Everest Re likely to get involved in M&A: CreditSights
Bermuda-based Everest Re is likely to get involved in mergers and acquisitions as reinsurers operating in the US are under significant pressure to grow, according to CreditSights analysts.
Premium rates in reinsurance have been falling in recent years, particularly in property/catastrophe.
The reinsurance sector is facing unprecedented challenges due to the combination of tepid demand growth, oversupply among traditional reinsurers, and the influx of alternative capital.
“We have no reason to believe that independent reinsurers like Everest Re will remain on the sidelines indefinitely,” Rob Haines and Josh Esterov wrote in a note.
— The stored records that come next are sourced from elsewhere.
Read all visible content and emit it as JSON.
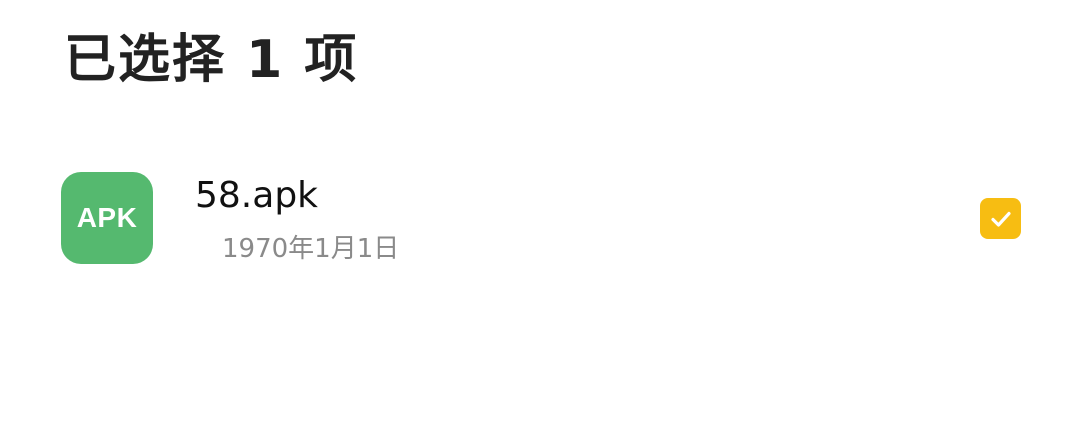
{
  "header": {
    "title": "已选择 1 项"
  },
  "files": [
    {
      "icon_label": "APK",
      "icon_color": "#55b96f",
      "name": "58.apk",
      "date": "1970年1月1日",
      "selected": true,
      "checkbox_color": "#f7bd12"
    }
  ]
}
“Instead, we believe the company will seek options to increase its size in an attempt to enhance scope, scale, and relevance among brokers. Alternatively, the company’s size and recent run of strong underwriting performance may make it an acquisition target itself.”
The company made a net profit of $996.3 million in 2016 compared with $977.9 million in 2015. Everest Re’s combined ratio was 87 percent for the year, compared to 85.1 percent in 2015.
The property/casualty sector drove the majority of insurance M&A deals in the US in 2016 with around $16.6 billion of the total sector’s deal value of about $20.7 billion, according to CreditSights. The largest deal in 2016 was Sompo’s acquisition of Endurance for around $6.3 billion.